Paratyphoid Fever

In paratyphoid fever (synonyms: Gastroenteritis paratyphosa; infection by Salmonella hirschfeldii; infection by Salmonella paratyphi; infection by Salmonella paratyphi A; infection by Salmonella paratyphi B; infection by Salmonella paratyphi C; infection by Salmonella schottmuelleri; paratyphus abdominalis; ICD-10 A01. 1-A01.4) is an infectious disease caused by the serovars Paratyphi A, B and C of the bacterium Salmonella enterica from the family Enterobacteriaceae.

According to the causative agent, typhoid fever can be classified as follows according to ICD-10:

  • Paratyphoid A (A01.1)
  • Paratyphoid B (A01.2) – two different pathovars.
  • Paratyphoid C (A01.3)
  • Paratyphoid fever, unspecified (A01.4)

Salmonella enterica paratyphi is a Gram-negative flagellated bacterium that is facultatively anaerobic.

Occurrence: Serovar paratyphi B is distributed worldwide. Serovars Paratyphi A and C are mainly found in warmer countries. Serotype A is often imported from Asia and serotype B from Turkey.

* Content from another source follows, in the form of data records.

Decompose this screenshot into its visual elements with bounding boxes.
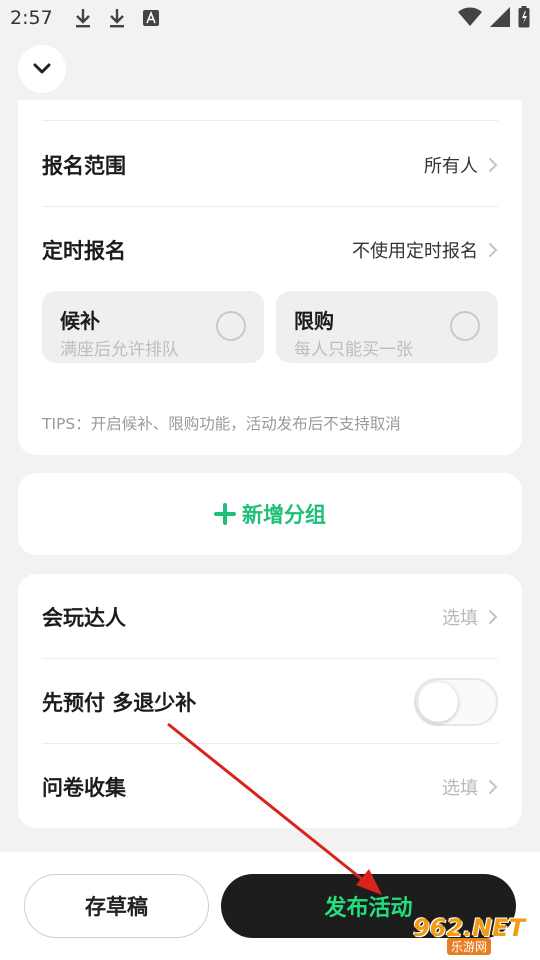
battery-icon <box>518 6 530 33</box>
waitlist-option[interactable]: 候补 满座后允许排队 <box>42 291 264 363</box>
timed-registration-label: 定时报名 <box>42 238 126 263</box>
waitlist-radio[interactable] <box>216 311 246 341</box>
status-bar: 2:57 <box>0 0 540 36</box>
survey-row[interactable]: 问卷收集 选填 <box>42 744 498 829</box>
chevron-down-icon <box>33 60 51 79</box>
chevron-right-icon <box>489 779 498 794</box>
chevron-right-icon <box>489 242 498 257</box>
watermark-logo: 962.NET 乐游网 <box>400 910 538 958</box>
purchase-limit-subtitle: 每人只能买一张 <box>294 340 413 360</box>
signal-icon <box>490 7 510 32</box>
timed-registration-value-text: 不使用定时报名 <box>352 240 478 262</box>
survey-value: 选填 <box>442 774 498 800</box>
registration-scope-value: 所有人 <box>424 152 498 178</box>
extra-settings-card: 会玩达人 选填 先预付 多退少补 问卷收集 选填 <box>18 574 522 828</box>
status-time: 2:57 <box>10 7 53 29</box>
chevron-right-icon <box>489 157 498 172</box>
download-icon <box>71 6 95 30</box>
purchase-limit-radio[interactable] <box>450 311 480 341</box>
registration-scope-label: 报名范围 <box>42 153 126 178</box>
plus-icon <box>214 503 236 525</box>
download-icon <box>105 6 129 30</box>
waitlist-subtitle: 满座后允许排队 <box>60 340 179 360</box>
save-draft-button[interactable]: 存草稿 <box>24 874 209 938</box>
status-right <box>458 6 530 33</box>
waitlist-title: 候补 <box>60 309 100 333</box>
survey-label: 问卷收集 <box>42 775 126 800</box>
prepay-toggle[interactable] <box>414 677 498 726</box>
font-icon <box>139 6 163 30</box>
collapse-button[interactable] <box>18 45 66 93</box>
expert-value: 选填 <box>442 604 498 630</box>
watermark-sub: 乐游网 <box>446 937 491 955</box>
add-group-card[interactable]: 新增分组 <box>18 473 522 555</box>
registration-scope-value-text: 所有人 <box>424 155 478 177</box>
timed-registration-row[interactable]: 定时报名 不使用定时报名 <box>42 207 498 292</box>
purchase-limit-title: 限购 <box>294 309 334 333</box>
chevron-right-icon <box>489 609 498 624</box>
add-group-label: 新增分组 <box>242 503 326 527</box>
registration-scope-row[interactable]: 报名范围 所有人 <box>42 122 498 207</box>
timed-registration-value: 不使用定时报名 <box>352 237 498 263</box>
expert-label: 会玩达人 <box>42 605 126 630</box>
survey-value-text: 选填 <box>442 777 478 799</box>
settings-card: 报名范围 所有人 定时报名 不使用定时报名 候补 满座后允许排队 限购 每人只能… <box>18 100 522 455</box>
add-group-button[interactable]: 新增分组 <box>214 499 326 529</box>
expert-value-text: 选填 <box>442 607 478 629</box>
wifi-icon <box>458 7 482 32</box>
toggle-knob <box>418 681 458 722</box>
tips-text: TIPS：开启候补、限购功能，活动发布后不支持取消 <box>42 415 401 433</box>
divider <box>42 120 498 121</box>
prepay-label: 先预付 多退少补 <box>42 690 197 715</box>
purchase-limit-option[interactable]: 限购 每人只能买一张 <box>276 291 498 363</box>
expert-row[interactable]: 会玩达人 选填 <box>42 574 498 659</box>
prepay-row: 先预付 多退少补 <box>42 659 498 744</box>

Humans are currently the only relevant reservoir of the pathogen.

The main source of infection is humans, who excrete the pathogen in their stool. Transmission of the pathogen (route of infection) is oral (by mouth) through contaminated food and drinking water. Direct fecal-oral (infections in which pathogens excreted in the stool (fecal) are absorbed through the mouth (oral)) transmission is also possible.

The incubation period (time from infection to onset of disease) is usually 1-10 days.

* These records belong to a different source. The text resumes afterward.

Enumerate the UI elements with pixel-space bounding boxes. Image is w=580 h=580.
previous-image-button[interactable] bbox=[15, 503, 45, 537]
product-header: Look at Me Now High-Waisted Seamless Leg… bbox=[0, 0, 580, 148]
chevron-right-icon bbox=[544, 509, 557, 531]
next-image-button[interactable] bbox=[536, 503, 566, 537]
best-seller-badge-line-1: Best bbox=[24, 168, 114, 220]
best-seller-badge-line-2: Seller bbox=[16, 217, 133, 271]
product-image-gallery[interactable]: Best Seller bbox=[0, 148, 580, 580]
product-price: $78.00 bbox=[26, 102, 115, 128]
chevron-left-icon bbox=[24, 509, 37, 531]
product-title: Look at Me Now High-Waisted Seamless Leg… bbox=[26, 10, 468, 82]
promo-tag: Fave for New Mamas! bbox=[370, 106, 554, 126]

Duration of illness is usually 4-10 days.

Sex ratio: boys/men are more frequently affected than girls/women.

The incidence (frequency of new cases) is approximately 0.1 cases per 100,000 population per year.

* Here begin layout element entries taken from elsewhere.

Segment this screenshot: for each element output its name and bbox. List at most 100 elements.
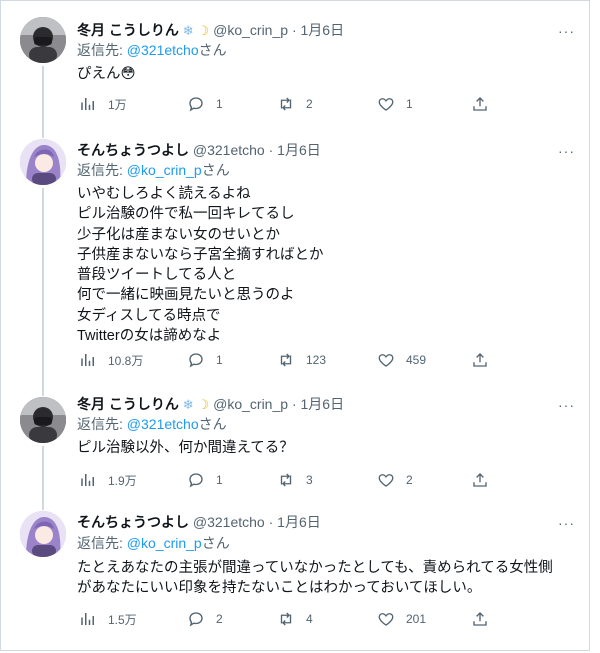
tweet-date[interactable]: 1月6日 bbox=[277, 514, 321, 530]
views-icon bbox=[81, 474, 94, 486]
tweet-header: そんちょうつよし @321etcho · 1月6日 bbox=[77, 514, 321, 530]
tweet-text: ピル治験以外、何か間違えてる？ bbox=[77, 438, 294, 458]
tweet-2[interactable]: そんちょうつよし @321etcho · 1月6日 ··· 返信先: @ko_c… bbox=[1, 122, 589, 382]
reply-mention-link[interactable]: @321etcho bbox=[127, 42, 199, 58]
tweet-line: ぴえん😳 bbox=[77, 66, 136, 82]
tweet-date[interactable]: 1月6日 bbox=[301, 396, 345, 412]
retweet-button[interactable]: 4 bbox=[277, 609, 313, 629]
user-handle[interactable]: @321etcho bbox=[193, 142, 265, 158]
avatar[interactable] bbox=[20, 17, 66, 63]
views-button[interactable]: 1万 bbox=[79, 94, 127, 114]
avatar[interactable] bbox=[20, 139, 66, 185]
tweet-1[interactable]: 冬月 こうしりん ❄ ☽ @ko_crin_p · 1月6日 ··· 返信先: … bbox=[1, 0, 589, 124]
more-options-icon[interactable]: ··· bbox=[558, 398, 575, 412]
thread-line bbox=[42, 122, 44, 138]
retweet-count: 3 bbox=[306, 473, 313, 487]
reply-count: 1 bbox=[216, 353, 223, 367]
tweet-line: Twitterの女は諦めなよ bbox=[77, 328, 222, 345]
tweet-date[interactable]: 1月6日 bbox=[301, 22, 345, 38]
tweet-3[interactable]: 冬月 こうしりん ❄ ☽ @ko_crin_p · 1月6日 ··· 返信先: … bbox=[1, 380, 589, 502]
moon-icon: ☽ bbox=[197, 398, 210, 413]
retweet-count: 2 bbox=[306, 97, 313, 111]
share-icon bbox=[473, 473, 487, 487]
views-icon bbox=[81, 613, 94, 625]
more-options-icon[interactable]: ··· bbox=[558, 24, 575, 38]
tweet-date[interactable]: 1月6日 bbox=[277, 142, 321, 158]
more-options-icon[interactable]: ··· bbox=[558, 144, 575, 158]
reply-button[interactable]: 1 bbox=[187, 94, 223, 114]
tweet-4[interactable]: そんちょうつよし @321etcho · 1月6日 ··· 返信先: @ko_c… bbox=[1, 500, 589, 650]
action-bar: 1.9万 1 3 2 bbox=[79, 470, 499, 490]
share-icon bbox=[473, 612, 487, 626]
display-name[interactable]: そんちょうつよし bbox=[77, 142, 189, 158]
heart-icon bbox=[378, 613, 394, 626]
heart-icon bbox=[378, 98, 394, 111]
tweet-line: 女ディスしてる時点で bbox=[77, 307, 221, 324]
reply-button[interactable]: 1 bbox=[187, 470, 223, 490]
retweet-count: 4 bbox=[306, 612, 313, 626]
reply-button[interactable]: 2 bbox=[187, 609, 223, 629]
avatar[interactable] bbox=[20, 511, 66, 557]
views-button[interactable]: 1.9万 bbox=[79, 470, 137, 490]
reply-mention-link[interactable]: @321etcho bbox=[127, 416, 199, 432]
user-handle[interactable]: @ko_crin_p bbox=[213, 22, 288, 38]
heart-icon bbox=[378, 474, 394, 487]
reply-button[interactable]: 1 bbox=[187, 350, 223, 370]
views-button[interactable]: 1.5万 bbox=[79, 609, 137, 629]
user-handle[interactable]: @321etcho bbox=[193, 514, 265, 530]
views-count: 1万 bbox=[108, 97, 127, 112]
tweet-line: たとえあなたの主張が間違っていなかったとしても、責められてる女性側 bbox=[77, 560, 553, 576]
thread-line bbox=[42, 188, 44, 382]
avatar[interactable] bbox=[20, 397, 66, 443]
tweet-text: たとえあなたの主張が間違っていなかったとしても、責められてる女性側 があなたにい… bbox=[77, 558, 553, 599]
thread-line bbox=[42, 66, 44, 124]
action-bar: 1.5万 2 4 201 bbox=[79, 609, 499, 629]
share-button[interactable] bbox=[471, 350, 489, 370]
like-count: 2 bbox=[406, 473, 413, 487]
retweet-icon bbox=[280, 473, 292, 487]
display-name[interactable]: そんちょうつよし bbox=[77, 514, 189, 530]
share-button[interactable] bbox=[471, 609, 489, 629]
tweet-header: そんちょうつよし @321etcho · 1月6日 bbox=[77, 142, 321, 158]
tweet-line: 少子化は産まない女のせいとか bbox=[77, 226, 280, 243]
share-button[interactable] bbox=[471, 470, 489, 490]
like-button[interactable]: 201 bbox=[377, 609, 426, 629]
reply-context: 返信先: @ko_crin_pさん bbox=[77, 535, 230, 551]
like-button[interactable]: 1 bbox=[377, 94, 413, 114]
reply-icon bbox=[189, 353, 203, 368]
like-button[interactable]: 2 bbox=[377, 470, 413, 490]
tweet-line: ピル治験以外、何か間違えてる？ bbox=[77, 440, 294, 456]
reply-mention-link[interactable]: @ko_crin_p bbox=[127, 162, 202, 178]
views-count: 10.8万 bbox=[108, 353, 144, 368]
like-button[interactable]: 459 bbox=[377, 350, 426, 370]
reply-icon bbox=[189, 612, 203, 627]
share-icon bbox=[473, 353, 487, 367]
views-count: 1.5万 bbox=[108, 612, 137, 627]
like-count: 1 bbox=[406, 97, 413, 111]
tweet-line: 普段ツイートしてる人と bbox=[77, 267, 237, 284]
share-button[interactable] bbox=[471, 94, 489, 114]
tweet-text: いやむしろよく読えるよね ピル治験の件で私一回キレてるし 少子化は産まない女のせ… bbox=[77, 184, 324, 346]
reply-icon bbox=[189, 97, 203, 112]
display-name[interactable]: 冬月 こうしりん bbox=[77, 396, 179, 412]
action-bar: 1万 1 2 1 bbox=[79, 94, 499, 114]
moon-icon: ☽ bbox=[197, 24, 210, 39]
tweet-line: ピル治験の件で私一回キレてるし bbox=[77, 206, 295, 223]
action-bar: 10.8万 1 123 459 bbox=[79, 350, 499, 370]
views-button[interactable]: 10.8万 bbox=[79, 350, 143, 370]
reply-context: 返信先: @321etchoさん bbox=[77, 42, 227, 58]
display-name[interactable]: 冬月 こうしりん bbox=[77, 22, 179, 38]
reply-icon bbox=[189, 473, 203, 488]
retweet-button[interactable]: 2 bbox=[277, 94, 313, 114]
views-icon bbox=[81, 98, 94, 110]
retweet-button[interactable]: 123 bbox=[277, 350, 326, 370]
snowflake-icon: ❄ bbox=[182, 398, 194, 413]
thread-line bbox=[42, 380, 44, 396]
retweet-button[interactable]: 3 bbox=[277, 470, 313, 490]
reply-count: 2 bbox=[216, 612, 223, 626]
more-options-icon[interactable]: ··· bbox=[558, 516, 575, 530]
reply-mention-link[interactable]: @ko_crin_p bbox=[127, 535, 202, 551]
reply-count: 1 bbox=[216, 97, 223, 111]
user-handle[interactable]: @ko_crin_p bbox=[213, 396, 288, 412]
tweet-text: ぴえん😳 bbox=[77, 64, 136, 84]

The duration of infectiousness (contagiousness) ranges from the first week after the onset of the disease to several weeks after the end of symptoms. Up to 5% of those affected can become lifelong excretors. The disease leaves a temporary immunity (for about one year).

Course and prognosis: The clinical picture is similar to that of typhoid abdominalis, but is usually milder. Recurrences (relapses) or complications are rare. The prognosis is good.

In Germany, even the suspicion of a paratyphoid infection must be reported in accordance with the Infection Protection Act (IfSG). Persons suspected of having paratyphoid fever are not allowed to work where they come into contact with food. Furthermore, they are not allowed to work in communal facilities.